In 2008, this crisis and the 'Marshall Plan' had been introduced to the EU through the vehicle of the EU Citizens Consultation. Next month, December 2014, the EU will be presented with another 'Marshall Plan' which has a price tag of 30 billion dollar. It comes from a right wing political group which has no representation in the UK. about this IP hijack

We are now facing a new Cold War. It didn't have to be this way.

Responsible capitalism, if such a thing is something I've described as The New Bottom Line and there are others now coming to similar conclusions about business which embeds both social and environmental benefit.

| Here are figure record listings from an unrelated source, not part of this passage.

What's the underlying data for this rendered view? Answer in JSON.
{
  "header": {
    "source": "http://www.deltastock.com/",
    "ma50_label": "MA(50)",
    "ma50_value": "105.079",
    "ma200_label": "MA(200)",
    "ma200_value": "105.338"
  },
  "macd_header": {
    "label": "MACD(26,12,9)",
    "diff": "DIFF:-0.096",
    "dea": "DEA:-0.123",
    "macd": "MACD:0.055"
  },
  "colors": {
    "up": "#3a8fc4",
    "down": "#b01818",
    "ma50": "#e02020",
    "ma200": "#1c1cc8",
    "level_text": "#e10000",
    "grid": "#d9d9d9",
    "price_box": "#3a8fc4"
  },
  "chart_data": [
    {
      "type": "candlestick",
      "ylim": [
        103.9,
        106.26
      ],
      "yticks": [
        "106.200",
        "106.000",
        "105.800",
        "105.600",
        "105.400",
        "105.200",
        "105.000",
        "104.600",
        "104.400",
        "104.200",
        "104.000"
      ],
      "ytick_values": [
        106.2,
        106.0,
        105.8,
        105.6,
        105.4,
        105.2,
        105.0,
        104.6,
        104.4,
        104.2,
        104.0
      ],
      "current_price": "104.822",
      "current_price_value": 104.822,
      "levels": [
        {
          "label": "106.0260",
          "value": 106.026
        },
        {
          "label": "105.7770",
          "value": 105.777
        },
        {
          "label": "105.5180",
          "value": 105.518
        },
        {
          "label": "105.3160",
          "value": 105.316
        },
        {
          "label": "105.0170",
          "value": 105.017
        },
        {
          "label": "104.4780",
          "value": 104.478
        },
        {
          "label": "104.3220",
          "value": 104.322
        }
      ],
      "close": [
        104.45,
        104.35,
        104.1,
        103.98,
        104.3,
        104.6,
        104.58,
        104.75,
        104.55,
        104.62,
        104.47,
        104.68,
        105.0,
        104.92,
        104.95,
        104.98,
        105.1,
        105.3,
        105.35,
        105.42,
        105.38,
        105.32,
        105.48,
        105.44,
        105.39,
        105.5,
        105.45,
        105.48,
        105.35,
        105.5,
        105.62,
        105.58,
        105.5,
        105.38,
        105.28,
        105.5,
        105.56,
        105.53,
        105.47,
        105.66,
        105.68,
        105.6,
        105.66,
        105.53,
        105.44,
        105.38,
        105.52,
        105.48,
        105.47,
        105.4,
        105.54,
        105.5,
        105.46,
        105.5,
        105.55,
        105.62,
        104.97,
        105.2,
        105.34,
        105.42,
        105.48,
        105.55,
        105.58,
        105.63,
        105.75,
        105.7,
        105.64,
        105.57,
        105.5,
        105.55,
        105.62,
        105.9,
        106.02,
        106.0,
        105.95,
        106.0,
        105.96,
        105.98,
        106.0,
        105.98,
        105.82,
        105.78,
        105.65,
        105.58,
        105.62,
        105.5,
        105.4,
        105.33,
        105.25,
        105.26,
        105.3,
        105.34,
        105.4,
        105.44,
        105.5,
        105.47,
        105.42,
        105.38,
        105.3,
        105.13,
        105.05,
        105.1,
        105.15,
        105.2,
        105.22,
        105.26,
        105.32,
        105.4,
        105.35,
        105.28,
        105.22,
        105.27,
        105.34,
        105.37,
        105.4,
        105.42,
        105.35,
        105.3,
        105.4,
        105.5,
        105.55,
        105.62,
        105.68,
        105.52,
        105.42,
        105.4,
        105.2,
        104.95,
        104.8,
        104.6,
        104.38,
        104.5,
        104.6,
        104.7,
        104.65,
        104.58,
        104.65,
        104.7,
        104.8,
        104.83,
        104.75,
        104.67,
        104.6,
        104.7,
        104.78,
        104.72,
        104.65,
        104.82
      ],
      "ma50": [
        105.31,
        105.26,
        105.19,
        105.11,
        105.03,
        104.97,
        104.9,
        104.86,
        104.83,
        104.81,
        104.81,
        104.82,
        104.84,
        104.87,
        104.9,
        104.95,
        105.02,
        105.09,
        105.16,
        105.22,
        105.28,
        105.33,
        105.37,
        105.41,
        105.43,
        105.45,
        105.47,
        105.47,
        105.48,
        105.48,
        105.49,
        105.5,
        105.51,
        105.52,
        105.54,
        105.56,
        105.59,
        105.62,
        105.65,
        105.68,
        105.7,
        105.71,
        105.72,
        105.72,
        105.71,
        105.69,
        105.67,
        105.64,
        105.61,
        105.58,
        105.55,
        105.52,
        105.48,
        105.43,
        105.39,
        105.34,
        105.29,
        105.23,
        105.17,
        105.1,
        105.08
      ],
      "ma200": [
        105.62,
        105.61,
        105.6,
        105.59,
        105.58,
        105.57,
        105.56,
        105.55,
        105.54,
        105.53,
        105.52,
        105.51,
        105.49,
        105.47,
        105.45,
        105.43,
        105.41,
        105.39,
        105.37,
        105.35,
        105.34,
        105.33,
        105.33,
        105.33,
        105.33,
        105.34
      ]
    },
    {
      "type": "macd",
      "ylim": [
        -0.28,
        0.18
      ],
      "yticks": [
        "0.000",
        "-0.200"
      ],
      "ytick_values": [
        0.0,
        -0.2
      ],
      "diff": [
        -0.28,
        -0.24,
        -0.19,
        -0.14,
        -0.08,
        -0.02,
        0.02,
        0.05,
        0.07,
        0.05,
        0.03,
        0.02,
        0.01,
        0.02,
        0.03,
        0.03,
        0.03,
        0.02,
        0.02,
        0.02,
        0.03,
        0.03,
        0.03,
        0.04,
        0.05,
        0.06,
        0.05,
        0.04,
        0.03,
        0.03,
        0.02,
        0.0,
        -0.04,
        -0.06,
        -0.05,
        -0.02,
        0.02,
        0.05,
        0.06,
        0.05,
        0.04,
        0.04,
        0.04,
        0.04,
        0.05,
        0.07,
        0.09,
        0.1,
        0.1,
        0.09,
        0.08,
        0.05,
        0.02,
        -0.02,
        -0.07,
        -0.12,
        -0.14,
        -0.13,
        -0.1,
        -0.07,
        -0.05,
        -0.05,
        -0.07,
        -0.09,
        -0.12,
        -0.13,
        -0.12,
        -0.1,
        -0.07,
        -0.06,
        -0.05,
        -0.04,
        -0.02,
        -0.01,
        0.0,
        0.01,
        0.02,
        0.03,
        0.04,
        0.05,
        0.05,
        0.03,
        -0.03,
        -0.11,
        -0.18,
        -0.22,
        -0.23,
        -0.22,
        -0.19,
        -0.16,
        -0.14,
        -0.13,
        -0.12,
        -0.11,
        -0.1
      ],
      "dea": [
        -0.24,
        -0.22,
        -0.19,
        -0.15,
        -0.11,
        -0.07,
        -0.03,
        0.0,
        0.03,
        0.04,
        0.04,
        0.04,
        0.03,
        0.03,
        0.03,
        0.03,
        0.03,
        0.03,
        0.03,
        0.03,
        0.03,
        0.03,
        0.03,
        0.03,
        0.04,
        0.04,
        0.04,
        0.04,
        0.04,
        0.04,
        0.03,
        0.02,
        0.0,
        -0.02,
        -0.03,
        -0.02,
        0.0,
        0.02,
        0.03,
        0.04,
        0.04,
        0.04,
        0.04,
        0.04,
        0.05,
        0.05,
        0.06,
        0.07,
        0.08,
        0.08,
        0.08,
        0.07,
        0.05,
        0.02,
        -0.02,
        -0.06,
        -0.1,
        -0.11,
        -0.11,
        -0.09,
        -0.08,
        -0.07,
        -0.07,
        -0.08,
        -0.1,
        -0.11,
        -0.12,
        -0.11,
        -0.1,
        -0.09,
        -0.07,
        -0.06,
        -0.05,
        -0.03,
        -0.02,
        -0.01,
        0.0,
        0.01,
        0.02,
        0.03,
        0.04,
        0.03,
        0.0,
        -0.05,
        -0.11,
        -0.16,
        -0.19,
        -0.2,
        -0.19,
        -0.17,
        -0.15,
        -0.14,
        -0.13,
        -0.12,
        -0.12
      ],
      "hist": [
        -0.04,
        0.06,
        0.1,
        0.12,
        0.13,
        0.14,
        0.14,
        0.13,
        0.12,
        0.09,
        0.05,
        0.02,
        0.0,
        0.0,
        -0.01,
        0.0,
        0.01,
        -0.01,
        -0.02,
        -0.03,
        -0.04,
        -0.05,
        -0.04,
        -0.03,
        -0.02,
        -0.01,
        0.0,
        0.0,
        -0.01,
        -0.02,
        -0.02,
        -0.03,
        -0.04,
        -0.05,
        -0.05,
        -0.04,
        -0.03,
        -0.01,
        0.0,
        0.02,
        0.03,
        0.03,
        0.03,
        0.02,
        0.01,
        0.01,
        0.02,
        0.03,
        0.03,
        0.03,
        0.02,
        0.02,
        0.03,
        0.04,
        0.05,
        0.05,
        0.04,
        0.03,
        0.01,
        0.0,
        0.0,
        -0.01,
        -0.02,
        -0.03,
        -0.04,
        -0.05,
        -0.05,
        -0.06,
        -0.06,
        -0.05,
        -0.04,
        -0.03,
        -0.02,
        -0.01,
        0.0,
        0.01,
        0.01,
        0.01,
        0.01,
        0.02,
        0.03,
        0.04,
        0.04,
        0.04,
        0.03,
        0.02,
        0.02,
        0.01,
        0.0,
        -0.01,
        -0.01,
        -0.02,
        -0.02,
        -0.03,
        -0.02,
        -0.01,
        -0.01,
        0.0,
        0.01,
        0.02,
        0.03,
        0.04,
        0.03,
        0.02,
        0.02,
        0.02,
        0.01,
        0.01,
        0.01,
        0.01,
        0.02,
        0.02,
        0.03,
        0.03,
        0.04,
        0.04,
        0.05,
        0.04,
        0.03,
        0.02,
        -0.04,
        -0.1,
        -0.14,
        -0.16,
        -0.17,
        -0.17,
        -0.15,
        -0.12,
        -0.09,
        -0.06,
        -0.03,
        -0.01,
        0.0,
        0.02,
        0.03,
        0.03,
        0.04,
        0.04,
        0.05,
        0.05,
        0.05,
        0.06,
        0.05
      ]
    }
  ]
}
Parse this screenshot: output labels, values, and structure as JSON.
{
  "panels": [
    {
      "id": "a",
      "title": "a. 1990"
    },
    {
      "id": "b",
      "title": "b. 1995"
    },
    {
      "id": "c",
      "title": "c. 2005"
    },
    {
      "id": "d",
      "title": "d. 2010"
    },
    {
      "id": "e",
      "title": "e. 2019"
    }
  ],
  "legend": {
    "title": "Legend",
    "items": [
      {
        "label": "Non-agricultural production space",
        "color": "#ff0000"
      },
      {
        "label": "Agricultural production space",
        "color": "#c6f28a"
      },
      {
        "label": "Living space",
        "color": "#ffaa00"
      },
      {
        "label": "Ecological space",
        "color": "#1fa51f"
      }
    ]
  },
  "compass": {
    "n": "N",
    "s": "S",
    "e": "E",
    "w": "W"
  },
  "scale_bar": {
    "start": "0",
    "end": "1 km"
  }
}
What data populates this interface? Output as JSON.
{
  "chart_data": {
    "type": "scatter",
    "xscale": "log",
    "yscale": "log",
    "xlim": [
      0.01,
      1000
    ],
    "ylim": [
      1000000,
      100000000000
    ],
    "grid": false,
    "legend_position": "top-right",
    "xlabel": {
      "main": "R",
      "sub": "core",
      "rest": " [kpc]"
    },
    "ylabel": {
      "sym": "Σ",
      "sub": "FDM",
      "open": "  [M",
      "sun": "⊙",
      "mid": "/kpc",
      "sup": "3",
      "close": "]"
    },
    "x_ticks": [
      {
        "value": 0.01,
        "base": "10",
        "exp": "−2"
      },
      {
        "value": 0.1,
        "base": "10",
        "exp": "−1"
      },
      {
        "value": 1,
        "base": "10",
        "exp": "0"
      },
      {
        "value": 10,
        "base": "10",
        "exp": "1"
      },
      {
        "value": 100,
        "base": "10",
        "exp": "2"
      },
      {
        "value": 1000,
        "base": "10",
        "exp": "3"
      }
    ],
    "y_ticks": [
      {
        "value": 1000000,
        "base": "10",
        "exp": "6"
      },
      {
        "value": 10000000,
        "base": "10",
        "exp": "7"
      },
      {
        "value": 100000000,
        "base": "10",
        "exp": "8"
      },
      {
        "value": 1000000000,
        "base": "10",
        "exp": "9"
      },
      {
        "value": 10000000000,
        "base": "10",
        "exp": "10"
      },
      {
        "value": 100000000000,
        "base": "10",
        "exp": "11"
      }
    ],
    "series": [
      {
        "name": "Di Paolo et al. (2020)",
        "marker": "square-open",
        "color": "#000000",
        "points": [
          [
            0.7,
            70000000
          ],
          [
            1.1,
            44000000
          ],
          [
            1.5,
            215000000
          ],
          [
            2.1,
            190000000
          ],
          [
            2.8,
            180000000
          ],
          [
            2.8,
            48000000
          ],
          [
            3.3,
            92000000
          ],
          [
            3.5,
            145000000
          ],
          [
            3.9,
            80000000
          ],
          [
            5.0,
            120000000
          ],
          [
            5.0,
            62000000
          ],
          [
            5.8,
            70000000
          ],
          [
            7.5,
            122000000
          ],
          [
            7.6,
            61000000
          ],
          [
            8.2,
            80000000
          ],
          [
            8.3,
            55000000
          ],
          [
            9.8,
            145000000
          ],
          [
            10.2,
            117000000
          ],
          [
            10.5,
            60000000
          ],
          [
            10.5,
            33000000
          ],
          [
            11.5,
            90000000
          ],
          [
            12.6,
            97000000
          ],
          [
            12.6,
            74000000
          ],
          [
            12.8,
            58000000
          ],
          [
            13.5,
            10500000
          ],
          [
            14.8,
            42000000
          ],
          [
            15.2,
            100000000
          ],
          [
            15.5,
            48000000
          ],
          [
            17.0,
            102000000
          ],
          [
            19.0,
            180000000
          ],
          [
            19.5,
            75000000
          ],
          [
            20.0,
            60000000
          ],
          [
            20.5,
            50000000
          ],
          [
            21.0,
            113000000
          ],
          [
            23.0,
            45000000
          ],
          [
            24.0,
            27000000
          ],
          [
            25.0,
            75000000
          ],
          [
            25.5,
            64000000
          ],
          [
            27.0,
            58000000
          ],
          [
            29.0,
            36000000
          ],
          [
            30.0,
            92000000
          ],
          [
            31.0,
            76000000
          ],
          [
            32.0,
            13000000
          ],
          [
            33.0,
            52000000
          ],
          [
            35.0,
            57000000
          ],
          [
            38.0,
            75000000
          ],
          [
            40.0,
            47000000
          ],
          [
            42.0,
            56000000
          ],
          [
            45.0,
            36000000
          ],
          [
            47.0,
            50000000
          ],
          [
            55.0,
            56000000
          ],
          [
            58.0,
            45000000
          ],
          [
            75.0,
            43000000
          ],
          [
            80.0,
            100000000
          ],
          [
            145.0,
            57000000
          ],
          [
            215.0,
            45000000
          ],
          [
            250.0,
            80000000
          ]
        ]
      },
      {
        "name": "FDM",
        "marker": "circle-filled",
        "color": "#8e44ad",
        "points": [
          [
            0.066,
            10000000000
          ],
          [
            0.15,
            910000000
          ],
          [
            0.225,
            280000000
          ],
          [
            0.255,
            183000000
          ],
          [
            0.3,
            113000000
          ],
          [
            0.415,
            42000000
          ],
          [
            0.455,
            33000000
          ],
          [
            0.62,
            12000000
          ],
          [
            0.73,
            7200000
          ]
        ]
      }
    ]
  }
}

Paul Polman of Unilever for example. who writes:

"It is nothing less than a new business model. One that focuses on the long term. One that sees business as part of society, not separate from it. One where companies seek to address the big social and environmental issues that threaten social stability. One where the needs of citizens and communities carry the same weight as the demands of shareholders."

Could there have been any greater threat to social stability than that which I have related above?